"The Warrior Prophet" is the sequel to "The Darkness That Comes Before" and left me gasping for breath. Sure there are a few talky sections where Bakker's status as a philosophy PhD candidate shines through but they're worth working through. His characters possess complex and believable psychologies and act based on them. They don't act like plot puppets you might find in a Terry Brooks' story.
Alongside the conversations are huge battles, assassinations and overwhelming displays of magic power. These are described in often beautiful prose and with a sense of true potency. One school of wizards have to summon the likenesses of great dragon heads in order to bathe their opponents with flames. There is an ancient evil disguised as a small black bird with a pale human face. The feeling for a world of empires built atop the bones of long lost greater empires equals Tolkien's portrayal of that abyss of time and back story. Bakker has created some spectacular examples of genre writing.

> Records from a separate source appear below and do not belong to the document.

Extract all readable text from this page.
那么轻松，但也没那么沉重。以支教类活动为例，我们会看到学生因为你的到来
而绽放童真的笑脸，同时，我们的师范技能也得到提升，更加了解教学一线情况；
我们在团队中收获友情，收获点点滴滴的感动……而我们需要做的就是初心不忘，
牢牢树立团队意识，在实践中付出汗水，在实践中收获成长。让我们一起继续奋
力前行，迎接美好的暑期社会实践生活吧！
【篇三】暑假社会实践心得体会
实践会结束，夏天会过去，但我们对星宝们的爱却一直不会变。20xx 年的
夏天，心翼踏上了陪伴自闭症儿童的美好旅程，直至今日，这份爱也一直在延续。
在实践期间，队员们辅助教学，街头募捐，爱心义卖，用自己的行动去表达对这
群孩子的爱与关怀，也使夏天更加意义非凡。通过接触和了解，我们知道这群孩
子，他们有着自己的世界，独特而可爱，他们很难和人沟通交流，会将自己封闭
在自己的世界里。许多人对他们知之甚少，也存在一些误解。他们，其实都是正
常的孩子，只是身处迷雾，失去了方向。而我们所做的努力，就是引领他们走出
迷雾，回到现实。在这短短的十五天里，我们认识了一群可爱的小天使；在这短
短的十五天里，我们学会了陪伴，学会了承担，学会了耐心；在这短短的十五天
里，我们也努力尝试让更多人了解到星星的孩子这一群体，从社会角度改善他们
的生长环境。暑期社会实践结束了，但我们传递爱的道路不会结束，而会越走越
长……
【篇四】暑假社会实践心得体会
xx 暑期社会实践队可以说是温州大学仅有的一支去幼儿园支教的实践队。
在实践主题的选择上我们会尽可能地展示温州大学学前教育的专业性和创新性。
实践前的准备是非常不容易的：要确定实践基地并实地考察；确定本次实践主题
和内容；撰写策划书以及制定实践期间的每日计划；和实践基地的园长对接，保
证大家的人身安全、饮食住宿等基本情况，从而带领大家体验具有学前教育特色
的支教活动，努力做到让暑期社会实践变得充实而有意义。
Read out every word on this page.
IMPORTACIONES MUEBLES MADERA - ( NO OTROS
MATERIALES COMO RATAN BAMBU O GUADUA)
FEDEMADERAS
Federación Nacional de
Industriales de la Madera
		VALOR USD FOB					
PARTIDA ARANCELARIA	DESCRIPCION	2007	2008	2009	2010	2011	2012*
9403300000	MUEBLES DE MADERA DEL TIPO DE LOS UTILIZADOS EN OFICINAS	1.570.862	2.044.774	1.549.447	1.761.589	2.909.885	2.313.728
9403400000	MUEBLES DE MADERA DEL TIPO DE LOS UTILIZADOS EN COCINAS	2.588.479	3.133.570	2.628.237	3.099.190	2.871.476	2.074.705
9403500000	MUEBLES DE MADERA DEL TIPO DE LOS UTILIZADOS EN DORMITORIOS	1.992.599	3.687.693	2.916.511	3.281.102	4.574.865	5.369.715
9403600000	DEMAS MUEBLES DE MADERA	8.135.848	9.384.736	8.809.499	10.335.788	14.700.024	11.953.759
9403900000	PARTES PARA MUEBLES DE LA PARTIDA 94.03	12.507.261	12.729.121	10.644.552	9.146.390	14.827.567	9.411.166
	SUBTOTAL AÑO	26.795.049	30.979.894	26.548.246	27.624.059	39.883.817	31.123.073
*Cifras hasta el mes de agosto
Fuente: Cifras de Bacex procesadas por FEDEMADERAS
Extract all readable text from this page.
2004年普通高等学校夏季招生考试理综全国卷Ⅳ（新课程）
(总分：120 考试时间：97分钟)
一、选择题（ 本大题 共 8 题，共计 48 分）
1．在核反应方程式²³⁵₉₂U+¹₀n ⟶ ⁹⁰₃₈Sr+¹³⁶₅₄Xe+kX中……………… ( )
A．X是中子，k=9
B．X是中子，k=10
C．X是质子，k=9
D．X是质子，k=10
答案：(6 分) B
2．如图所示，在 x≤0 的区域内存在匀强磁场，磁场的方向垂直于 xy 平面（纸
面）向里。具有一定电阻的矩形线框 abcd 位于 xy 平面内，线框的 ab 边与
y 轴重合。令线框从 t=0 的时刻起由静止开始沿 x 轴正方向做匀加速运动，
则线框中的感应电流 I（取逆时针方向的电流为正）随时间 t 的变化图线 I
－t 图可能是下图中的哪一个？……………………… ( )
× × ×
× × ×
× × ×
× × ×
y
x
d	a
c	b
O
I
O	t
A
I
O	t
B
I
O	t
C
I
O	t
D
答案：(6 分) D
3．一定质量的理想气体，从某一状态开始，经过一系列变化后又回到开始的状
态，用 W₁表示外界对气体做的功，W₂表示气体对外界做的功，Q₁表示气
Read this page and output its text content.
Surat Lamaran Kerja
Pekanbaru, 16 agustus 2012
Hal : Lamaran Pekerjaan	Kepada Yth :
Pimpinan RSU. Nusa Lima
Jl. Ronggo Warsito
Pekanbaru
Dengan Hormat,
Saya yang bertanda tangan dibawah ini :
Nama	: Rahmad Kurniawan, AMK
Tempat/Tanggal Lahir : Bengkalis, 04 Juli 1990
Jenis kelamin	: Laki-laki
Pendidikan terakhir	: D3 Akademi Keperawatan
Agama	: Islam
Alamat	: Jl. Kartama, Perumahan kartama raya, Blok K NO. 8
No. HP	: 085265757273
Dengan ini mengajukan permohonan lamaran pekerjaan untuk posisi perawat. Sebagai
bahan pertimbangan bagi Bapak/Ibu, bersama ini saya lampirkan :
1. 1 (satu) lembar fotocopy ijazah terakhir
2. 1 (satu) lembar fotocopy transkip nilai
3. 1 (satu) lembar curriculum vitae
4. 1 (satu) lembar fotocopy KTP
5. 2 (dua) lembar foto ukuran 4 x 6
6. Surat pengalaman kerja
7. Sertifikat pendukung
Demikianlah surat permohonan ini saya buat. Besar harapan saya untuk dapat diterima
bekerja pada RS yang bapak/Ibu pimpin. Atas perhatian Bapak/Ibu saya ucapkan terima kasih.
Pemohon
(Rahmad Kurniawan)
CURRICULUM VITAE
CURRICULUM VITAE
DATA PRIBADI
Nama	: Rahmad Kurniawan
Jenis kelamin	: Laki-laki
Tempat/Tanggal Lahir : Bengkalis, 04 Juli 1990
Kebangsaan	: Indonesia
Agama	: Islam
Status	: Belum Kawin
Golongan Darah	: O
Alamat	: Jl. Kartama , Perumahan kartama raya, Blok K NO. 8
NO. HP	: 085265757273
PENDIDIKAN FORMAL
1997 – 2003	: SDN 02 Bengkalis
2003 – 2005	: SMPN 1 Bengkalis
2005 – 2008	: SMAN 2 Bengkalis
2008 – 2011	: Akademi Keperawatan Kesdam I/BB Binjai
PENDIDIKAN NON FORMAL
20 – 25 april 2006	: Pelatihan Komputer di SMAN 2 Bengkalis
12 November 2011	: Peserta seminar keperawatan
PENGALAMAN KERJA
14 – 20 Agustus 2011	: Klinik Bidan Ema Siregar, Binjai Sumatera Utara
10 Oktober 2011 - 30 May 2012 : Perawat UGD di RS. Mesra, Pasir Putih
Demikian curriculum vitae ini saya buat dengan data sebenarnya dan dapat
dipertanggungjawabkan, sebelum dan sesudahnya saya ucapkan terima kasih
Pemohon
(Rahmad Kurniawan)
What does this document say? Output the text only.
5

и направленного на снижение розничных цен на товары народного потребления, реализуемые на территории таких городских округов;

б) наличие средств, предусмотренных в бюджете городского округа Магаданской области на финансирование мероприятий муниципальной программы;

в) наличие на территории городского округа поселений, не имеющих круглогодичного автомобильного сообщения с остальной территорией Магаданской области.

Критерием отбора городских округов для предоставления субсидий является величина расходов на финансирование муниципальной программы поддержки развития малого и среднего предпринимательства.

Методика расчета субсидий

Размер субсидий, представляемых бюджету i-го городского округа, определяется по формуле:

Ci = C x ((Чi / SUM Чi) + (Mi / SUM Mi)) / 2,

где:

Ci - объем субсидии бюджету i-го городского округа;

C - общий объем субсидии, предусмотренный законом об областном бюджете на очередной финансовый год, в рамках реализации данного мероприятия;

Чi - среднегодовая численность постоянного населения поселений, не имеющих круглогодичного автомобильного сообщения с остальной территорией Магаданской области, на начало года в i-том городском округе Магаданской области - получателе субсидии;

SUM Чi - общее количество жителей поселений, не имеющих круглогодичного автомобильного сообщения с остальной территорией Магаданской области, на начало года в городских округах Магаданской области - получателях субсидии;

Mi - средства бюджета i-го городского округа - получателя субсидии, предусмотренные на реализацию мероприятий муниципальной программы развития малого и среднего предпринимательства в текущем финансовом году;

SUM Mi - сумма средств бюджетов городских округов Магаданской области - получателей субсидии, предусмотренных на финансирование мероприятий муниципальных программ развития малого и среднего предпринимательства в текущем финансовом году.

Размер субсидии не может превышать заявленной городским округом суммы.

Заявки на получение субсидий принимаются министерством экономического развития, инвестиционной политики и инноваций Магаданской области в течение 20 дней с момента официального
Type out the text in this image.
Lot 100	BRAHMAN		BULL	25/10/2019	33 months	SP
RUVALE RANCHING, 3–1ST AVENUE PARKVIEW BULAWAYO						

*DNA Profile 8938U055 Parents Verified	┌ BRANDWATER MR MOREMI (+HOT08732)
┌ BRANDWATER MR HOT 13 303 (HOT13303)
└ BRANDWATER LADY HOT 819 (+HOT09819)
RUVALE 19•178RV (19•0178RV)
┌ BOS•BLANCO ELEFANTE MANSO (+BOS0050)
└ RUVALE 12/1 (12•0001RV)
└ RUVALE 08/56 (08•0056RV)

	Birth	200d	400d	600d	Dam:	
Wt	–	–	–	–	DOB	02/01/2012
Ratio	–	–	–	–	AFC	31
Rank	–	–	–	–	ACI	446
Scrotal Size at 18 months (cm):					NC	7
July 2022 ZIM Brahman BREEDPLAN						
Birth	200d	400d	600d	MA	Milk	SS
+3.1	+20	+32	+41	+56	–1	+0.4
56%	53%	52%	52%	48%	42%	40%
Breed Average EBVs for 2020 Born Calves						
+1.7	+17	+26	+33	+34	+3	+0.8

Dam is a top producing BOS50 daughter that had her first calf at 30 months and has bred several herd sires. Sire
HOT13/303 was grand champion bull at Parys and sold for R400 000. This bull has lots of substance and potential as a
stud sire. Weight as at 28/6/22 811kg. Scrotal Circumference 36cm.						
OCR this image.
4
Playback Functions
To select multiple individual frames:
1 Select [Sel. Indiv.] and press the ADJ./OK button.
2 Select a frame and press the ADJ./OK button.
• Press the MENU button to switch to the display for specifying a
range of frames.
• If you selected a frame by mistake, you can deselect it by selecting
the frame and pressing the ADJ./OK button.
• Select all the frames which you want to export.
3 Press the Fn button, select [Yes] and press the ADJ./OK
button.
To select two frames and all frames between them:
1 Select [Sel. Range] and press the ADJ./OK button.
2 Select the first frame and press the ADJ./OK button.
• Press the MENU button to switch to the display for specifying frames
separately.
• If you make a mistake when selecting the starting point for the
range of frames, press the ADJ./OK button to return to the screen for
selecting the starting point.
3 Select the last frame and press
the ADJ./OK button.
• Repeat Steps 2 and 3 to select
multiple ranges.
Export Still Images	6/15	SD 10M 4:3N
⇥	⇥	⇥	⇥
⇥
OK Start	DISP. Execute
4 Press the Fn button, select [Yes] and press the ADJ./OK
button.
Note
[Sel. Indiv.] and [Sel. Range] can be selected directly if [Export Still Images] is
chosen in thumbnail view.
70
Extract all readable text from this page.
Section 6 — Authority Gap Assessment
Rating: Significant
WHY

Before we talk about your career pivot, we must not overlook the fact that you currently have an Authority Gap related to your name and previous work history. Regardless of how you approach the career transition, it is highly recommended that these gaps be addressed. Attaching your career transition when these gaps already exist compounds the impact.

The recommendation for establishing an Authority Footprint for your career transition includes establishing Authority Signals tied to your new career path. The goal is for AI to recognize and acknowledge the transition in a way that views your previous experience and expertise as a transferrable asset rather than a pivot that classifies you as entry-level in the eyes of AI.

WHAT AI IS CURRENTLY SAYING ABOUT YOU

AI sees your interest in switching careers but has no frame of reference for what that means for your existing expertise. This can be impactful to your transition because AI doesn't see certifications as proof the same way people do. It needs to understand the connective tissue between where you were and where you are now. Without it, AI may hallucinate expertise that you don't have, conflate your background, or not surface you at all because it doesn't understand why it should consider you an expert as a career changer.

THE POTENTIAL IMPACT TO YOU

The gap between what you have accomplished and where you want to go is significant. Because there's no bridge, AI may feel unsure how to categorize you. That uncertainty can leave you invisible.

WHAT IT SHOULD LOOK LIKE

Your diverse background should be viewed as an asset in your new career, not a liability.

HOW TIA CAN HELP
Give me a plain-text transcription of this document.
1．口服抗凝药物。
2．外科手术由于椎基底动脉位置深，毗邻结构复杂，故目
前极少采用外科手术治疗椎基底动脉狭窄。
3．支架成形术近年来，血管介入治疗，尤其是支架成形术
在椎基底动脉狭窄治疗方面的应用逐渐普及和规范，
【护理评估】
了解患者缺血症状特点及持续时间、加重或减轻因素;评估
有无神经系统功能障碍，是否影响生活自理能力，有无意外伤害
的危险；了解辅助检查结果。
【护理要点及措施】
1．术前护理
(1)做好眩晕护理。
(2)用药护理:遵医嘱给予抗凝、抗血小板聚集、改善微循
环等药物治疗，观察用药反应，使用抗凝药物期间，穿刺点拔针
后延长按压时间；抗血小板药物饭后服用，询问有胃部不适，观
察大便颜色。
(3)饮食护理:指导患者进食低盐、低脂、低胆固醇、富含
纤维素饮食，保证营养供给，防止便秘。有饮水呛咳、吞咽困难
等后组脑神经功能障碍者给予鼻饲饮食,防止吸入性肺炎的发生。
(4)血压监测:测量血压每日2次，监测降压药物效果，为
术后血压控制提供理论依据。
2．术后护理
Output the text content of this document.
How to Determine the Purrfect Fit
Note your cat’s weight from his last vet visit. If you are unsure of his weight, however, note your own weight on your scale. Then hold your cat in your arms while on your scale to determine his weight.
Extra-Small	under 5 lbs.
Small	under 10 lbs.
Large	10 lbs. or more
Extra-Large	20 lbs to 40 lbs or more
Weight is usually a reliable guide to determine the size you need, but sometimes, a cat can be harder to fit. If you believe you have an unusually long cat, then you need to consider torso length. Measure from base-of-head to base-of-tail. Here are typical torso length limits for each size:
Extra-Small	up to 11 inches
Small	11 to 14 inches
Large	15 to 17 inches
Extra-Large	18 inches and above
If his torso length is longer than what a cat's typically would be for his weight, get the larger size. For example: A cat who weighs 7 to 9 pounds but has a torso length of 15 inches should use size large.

The book is a fascinating exploration of faith, tradition, reason and power set in an original but still recognizable fantasy setting. Without aping the psuedo-North European tropes of too much fantasy Bakker still manages to work his story into a tapestry with clear elements of the Crusades, Byzantium and the Arabic Caliphate as threads. The resultant world feels both original and familiar.
"The Warrior Prophet" follows the Holy War called in "The Darkness That Comes Before" as it lumbers south towards the Holy City of Shimeh. Numerous forces, all with different agendas, most in conflict with everyone else's, begin taking over events and turning the Holy War into something no one predicts.
Bakker is an intriguing new writer and if you have any interest in what epic fantasy has the potential to be then you really need to check these books out.